O presente recurso jurisdicional vem interposto do despacho que declarou a inutilidade superveniente da lide e consequente extinção da instância em virtude de - se bem entendemos - por má fé do requerente, ter sido identificado um processo cautelar como sendo o processo principal inerente ao presente pedido de suspensão de eficácia do despacho camarário que ordenou o despejo administrativo do estabelecimento de que o requerente, ora recorrente é explorador.
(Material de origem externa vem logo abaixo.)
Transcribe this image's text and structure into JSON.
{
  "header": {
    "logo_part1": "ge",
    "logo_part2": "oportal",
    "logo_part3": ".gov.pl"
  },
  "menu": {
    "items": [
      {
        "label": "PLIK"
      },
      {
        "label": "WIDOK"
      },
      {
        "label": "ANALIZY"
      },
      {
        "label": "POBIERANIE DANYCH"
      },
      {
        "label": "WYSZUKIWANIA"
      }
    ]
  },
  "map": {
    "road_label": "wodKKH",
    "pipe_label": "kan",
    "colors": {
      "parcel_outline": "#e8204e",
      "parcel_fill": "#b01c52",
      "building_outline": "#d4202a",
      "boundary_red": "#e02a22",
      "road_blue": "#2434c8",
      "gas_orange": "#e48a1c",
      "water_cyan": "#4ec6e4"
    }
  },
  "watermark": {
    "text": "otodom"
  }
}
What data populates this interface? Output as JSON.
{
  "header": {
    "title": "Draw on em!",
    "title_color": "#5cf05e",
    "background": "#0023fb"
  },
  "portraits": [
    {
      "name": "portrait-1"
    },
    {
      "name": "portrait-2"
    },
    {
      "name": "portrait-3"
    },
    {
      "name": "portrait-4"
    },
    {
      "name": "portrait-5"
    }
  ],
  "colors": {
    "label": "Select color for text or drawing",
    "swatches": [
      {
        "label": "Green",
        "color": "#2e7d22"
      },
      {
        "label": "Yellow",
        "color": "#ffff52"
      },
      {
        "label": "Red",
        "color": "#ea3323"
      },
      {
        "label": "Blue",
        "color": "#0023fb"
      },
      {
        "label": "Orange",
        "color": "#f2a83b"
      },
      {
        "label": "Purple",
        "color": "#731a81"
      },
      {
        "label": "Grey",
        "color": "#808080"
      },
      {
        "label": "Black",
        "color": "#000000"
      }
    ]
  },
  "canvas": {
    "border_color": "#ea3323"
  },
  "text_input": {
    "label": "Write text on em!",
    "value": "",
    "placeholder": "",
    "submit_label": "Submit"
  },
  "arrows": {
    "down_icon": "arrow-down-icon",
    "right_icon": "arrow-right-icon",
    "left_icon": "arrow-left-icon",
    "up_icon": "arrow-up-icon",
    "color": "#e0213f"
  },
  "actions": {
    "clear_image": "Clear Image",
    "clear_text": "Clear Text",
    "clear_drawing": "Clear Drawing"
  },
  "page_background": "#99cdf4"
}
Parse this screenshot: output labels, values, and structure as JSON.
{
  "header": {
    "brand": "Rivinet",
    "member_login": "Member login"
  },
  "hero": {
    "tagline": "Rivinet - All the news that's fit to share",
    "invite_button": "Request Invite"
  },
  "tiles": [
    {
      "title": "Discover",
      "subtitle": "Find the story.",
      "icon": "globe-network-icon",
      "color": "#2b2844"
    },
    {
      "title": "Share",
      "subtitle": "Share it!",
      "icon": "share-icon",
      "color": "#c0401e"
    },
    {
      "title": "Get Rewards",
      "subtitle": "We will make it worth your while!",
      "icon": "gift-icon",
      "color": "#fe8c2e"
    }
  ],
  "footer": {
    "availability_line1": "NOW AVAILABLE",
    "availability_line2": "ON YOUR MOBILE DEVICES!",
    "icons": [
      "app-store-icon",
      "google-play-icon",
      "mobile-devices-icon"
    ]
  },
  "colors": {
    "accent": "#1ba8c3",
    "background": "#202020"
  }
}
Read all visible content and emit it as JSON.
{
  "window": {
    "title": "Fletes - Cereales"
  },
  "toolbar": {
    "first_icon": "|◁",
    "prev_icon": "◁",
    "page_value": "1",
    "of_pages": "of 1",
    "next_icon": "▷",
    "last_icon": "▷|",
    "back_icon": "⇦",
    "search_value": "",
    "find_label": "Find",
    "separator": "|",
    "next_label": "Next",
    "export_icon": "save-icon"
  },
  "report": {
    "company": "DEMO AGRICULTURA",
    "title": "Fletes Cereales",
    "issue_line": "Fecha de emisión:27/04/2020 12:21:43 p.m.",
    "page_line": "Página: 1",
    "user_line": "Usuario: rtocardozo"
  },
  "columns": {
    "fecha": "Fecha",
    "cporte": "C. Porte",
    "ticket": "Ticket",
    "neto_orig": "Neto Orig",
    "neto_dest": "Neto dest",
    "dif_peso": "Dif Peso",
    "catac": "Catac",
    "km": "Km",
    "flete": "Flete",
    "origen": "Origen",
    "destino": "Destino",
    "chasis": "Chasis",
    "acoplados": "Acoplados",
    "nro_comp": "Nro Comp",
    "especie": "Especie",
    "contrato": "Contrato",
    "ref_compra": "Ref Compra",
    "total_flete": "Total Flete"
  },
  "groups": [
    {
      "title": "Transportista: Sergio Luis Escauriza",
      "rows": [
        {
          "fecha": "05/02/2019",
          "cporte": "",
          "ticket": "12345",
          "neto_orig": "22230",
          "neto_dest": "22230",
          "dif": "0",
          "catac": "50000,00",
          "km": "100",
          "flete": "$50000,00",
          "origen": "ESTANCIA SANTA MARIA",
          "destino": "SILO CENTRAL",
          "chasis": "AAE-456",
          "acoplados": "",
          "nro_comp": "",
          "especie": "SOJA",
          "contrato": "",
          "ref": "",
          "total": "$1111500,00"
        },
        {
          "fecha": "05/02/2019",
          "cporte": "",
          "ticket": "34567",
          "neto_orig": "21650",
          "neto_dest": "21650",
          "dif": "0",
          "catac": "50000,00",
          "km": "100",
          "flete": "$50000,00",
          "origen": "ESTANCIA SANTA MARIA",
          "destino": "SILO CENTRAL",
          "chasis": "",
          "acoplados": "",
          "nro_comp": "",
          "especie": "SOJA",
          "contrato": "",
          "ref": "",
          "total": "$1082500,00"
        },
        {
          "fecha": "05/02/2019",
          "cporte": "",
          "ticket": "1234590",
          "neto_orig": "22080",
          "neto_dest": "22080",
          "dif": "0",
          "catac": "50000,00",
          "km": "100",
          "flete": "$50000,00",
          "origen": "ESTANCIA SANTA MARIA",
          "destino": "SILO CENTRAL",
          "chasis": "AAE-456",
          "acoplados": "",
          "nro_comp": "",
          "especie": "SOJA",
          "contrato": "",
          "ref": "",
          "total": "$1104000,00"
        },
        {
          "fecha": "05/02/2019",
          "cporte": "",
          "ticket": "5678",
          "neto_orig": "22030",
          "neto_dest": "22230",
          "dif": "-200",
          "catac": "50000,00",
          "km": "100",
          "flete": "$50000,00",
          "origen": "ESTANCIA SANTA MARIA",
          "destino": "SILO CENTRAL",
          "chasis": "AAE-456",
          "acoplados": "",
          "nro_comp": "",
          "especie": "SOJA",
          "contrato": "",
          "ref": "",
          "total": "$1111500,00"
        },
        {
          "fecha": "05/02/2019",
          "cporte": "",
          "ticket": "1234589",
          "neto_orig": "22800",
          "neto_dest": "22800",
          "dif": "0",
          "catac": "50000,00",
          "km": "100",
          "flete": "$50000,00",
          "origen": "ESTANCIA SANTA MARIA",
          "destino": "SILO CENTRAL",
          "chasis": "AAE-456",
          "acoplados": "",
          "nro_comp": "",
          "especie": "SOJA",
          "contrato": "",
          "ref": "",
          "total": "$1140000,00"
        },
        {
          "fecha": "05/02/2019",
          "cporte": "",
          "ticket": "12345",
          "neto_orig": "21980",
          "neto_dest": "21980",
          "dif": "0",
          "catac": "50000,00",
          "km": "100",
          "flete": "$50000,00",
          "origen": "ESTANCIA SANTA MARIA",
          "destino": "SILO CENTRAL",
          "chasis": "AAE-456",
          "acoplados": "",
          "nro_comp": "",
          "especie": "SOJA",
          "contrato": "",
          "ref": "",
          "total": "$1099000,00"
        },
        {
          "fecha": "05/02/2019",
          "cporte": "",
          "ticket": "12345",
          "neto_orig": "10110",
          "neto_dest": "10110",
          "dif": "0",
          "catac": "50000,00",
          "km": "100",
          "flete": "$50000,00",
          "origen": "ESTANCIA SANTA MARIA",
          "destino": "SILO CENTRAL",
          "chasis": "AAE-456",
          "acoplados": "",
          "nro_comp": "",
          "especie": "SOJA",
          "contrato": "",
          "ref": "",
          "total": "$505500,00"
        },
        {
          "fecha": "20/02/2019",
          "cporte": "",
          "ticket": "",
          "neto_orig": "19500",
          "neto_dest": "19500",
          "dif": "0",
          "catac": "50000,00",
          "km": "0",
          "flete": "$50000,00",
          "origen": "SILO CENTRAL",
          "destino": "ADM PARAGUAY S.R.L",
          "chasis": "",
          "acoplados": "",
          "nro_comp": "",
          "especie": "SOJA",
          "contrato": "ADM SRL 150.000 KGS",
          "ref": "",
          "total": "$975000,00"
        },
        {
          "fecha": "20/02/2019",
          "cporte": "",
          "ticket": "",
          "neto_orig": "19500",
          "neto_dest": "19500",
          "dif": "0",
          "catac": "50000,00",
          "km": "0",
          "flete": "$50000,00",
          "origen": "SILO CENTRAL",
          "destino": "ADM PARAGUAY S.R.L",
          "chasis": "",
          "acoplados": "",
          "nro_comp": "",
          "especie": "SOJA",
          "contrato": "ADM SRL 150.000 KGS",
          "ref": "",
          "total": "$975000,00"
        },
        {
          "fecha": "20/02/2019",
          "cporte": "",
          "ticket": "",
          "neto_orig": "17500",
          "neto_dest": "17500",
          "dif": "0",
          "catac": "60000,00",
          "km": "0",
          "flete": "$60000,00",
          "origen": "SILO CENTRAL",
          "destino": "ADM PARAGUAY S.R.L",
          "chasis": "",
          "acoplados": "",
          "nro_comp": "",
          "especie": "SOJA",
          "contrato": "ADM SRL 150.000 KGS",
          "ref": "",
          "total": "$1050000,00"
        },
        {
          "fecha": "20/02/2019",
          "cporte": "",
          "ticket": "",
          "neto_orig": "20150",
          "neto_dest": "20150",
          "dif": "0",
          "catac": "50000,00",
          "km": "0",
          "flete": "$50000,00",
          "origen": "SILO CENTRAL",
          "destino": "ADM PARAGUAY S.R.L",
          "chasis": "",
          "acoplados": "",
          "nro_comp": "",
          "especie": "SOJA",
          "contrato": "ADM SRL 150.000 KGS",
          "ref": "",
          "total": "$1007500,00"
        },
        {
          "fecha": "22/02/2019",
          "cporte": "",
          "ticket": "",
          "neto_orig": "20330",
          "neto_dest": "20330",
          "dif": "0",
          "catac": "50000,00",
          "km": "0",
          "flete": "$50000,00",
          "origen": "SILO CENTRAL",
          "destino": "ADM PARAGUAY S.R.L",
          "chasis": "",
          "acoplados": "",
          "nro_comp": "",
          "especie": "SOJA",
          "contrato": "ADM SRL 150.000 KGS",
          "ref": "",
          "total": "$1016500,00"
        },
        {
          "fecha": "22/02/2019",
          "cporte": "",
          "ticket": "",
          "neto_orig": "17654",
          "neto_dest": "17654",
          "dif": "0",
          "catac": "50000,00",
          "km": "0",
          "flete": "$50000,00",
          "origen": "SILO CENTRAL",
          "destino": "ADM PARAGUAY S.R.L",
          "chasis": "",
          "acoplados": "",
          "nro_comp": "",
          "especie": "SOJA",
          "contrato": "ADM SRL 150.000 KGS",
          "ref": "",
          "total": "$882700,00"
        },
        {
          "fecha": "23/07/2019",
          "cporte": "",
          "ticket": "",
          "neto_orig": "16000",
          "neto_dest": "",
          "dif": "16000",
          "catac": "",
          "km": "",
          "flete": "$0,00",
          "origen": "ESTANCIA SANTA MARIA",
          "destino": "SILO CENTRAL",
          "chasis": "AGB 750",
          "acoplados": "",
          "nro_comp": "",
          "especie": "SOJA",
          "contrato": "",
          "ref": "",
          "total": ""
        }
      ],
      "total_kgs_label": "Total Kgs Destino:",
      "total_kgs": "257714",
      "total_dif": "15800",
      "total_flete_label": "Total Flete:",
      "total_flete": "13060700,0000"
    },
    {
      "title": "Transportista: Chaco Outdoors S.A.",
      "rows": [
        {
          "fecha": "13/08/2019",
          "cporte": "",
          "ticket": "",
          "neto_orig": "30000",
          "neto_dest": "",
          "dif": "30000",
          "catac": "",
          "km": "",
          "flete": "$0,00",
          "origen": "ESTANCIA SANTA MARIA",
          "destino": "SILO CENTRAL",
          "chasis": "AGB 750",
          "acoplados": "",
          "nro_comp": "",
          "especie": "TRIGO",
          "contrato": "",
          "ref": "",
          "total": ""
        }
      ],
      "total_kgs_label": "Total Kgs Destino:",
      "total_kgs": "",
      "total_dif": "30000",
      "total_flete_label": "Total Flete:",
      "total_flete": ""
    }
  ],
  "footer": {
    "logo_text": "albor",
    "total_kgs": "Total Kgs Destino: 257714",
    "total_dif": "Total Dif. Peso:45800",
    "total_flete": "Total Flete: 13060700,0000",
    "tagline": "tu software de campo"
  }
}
A nosso ver tal recurso merece inteiro provimento, pelos seguintes motivos:

a) Tal como defende o requerente nas suas alegações, parece-nos que, no requerimento inicial, não foi identificada a acção principal como sendo o processo nº 492/04.
Por outro lado, parece-nos plausível a justificação apresentada pelo requerente para não ter identificado a acção principal de que a presente providência depende, no sentido de que não o fez porque a mesma foi apresentada no mesma data em que foi a providência correndo, assim, por apenso a esta.
Nestes termos, afigura-se-nos que não se encontra demonstrada qualquer má fé do requerente pelo que deverá a sentença ser revogada na parte em que condenou o requerente na respectiva multa.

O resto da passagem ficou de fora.